If homeownership translates into opportunity, it is evident that black opportunity in the South has remained limited, even as the social structure has been overturned again and again, seemingly for the better each time. It almost seems as if these numbers reveal a history where black Southerners, after almost literally starting from zero, have been forced to fight for stalemate. Even with legislative victories and social movement organization, black per capita home value has still not come close to that of their white counterparts, and the slow gains offer little optimism at the prospect of achieving real equality any time in the future without serious, dramatic social and legal change. This is a testament to an interrelated system of processes that operate to perpetuate inequality in the face of staunch resistance.

In addition to the aforementioned perniciousness of real estate appraisals, other systems serve to dampen black home value and homeownership despite the legal barriers to discrimination. At the very beginning of the home purchasing process, black people are met with resistance, as they are less likely to receive approval for loans than white people with comparable finances. Even if they can gain loan approval, numerous audit studies show that real estate agents tend to steer black people to black neighborhoods with relatively low property values even if they desire to live in an integrated neighborhood where they know their property values will be higher. If they somehow manage to secure a home in an integrated neighborhood, white families are often hyper-vigilant of the number of black families around them and begin to move out, following traditional white flight patterns. As those white families flee and are replaced by an increasing number of black families, municipal and commercial investment tends to decrease and the appraisal process begins again, deducting those black neighborhoods for lack of amenities and for simply being black.

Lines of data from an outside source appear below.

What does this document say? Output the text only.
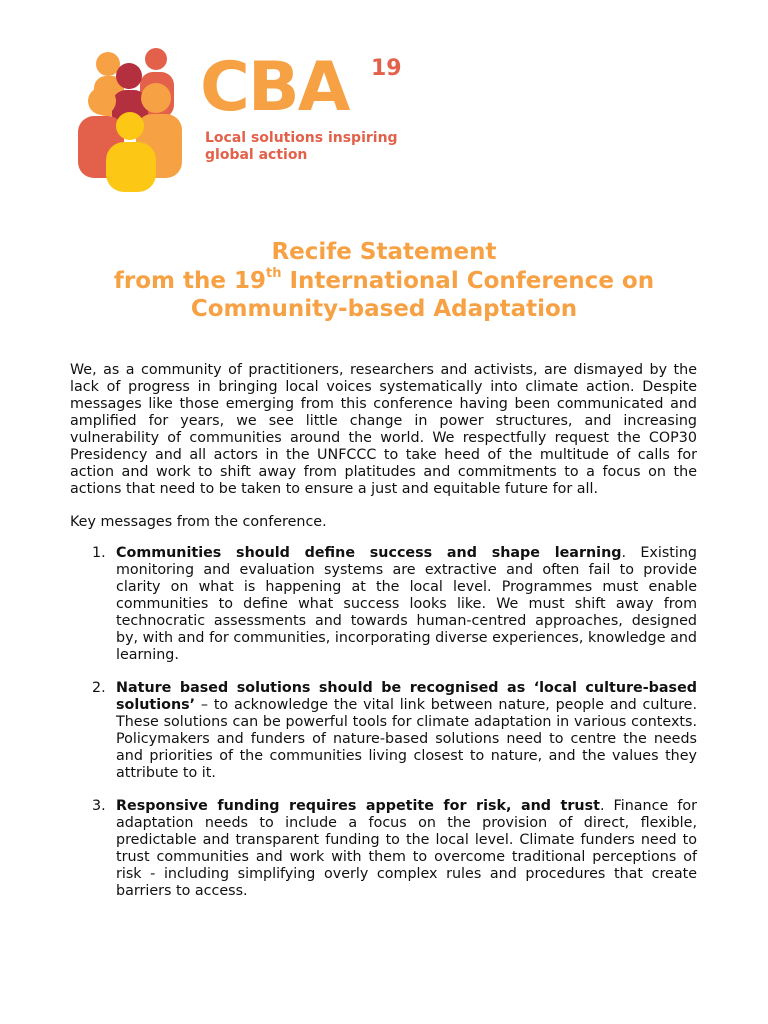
CBA 19
Local solutions inspiring
global action
Recife Statement
from the 19th International Conference on
Community-based Adaptation

We, as a community of practitioners, researchers and activists, are dismayed by the lack of progress in bringing local voices systematically into climate action. Despite messages like those emerging from this conference having been communicated and amplified for years, we see little change in power structures, and increasing vulnerability of communities around the world. We respectfully request the COP30 Presidency and all actors in the UNFCCC to take heed of the multitude of calls for action and work to shift away from platitudes and commitments to a focus on the actions that need to be taken to ensure a just and equitable future for all.

Key messages from the conference.

1. Communities should define success and shape learning. Existing monitoring and evaluation systems are extractive and often fail to provide clarity on what is happening at the local level. Programmes must enable communities to define what success looks like. We must shift away from technocratic assessments and towards human-centred approaches, designed by, with and for communities, incorporating diverse experiences, knowledge and learning.
2. Nature based solutions should be recognised as ‘local culture-based solutions’ – to acknowledge the vital link between nature, people and culture. These solutions can be powerful tools for climate adaptation in various contexts. Policymakers and funders of nature-based solutions need to centre the needs and priorities of the communities living closest to nature, and the values they attribute to it.
3. Responsive funding requires appetite for risk, and trust. Finance for adaptation needs to include a focus on the provision of direct, flexible, predictable and transparent funding to the local level. Climate funders need to trust communities and work with them to overcome traditional perceptions of risk - including simplifying overly complex rules and procedures that create barriers to access.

If we are to successfully combat inequality contemporarily, we must continue to excavate the past to understand these processes and not only how they operated to maintain inequality at the time, but how they continue to shape inequality today. We must remember that the past is not the past. It is more than simply the bedrock of today, but the roots from which we sprang, directly shaping events in ways that we do not always completely understand. Once we come to terms with the many ways that inequality has been embedded and perpetuated historically, we can begin to develop best practices to not only trim the fruit at the top of the inequality tree, but dig deep to terminate the roots.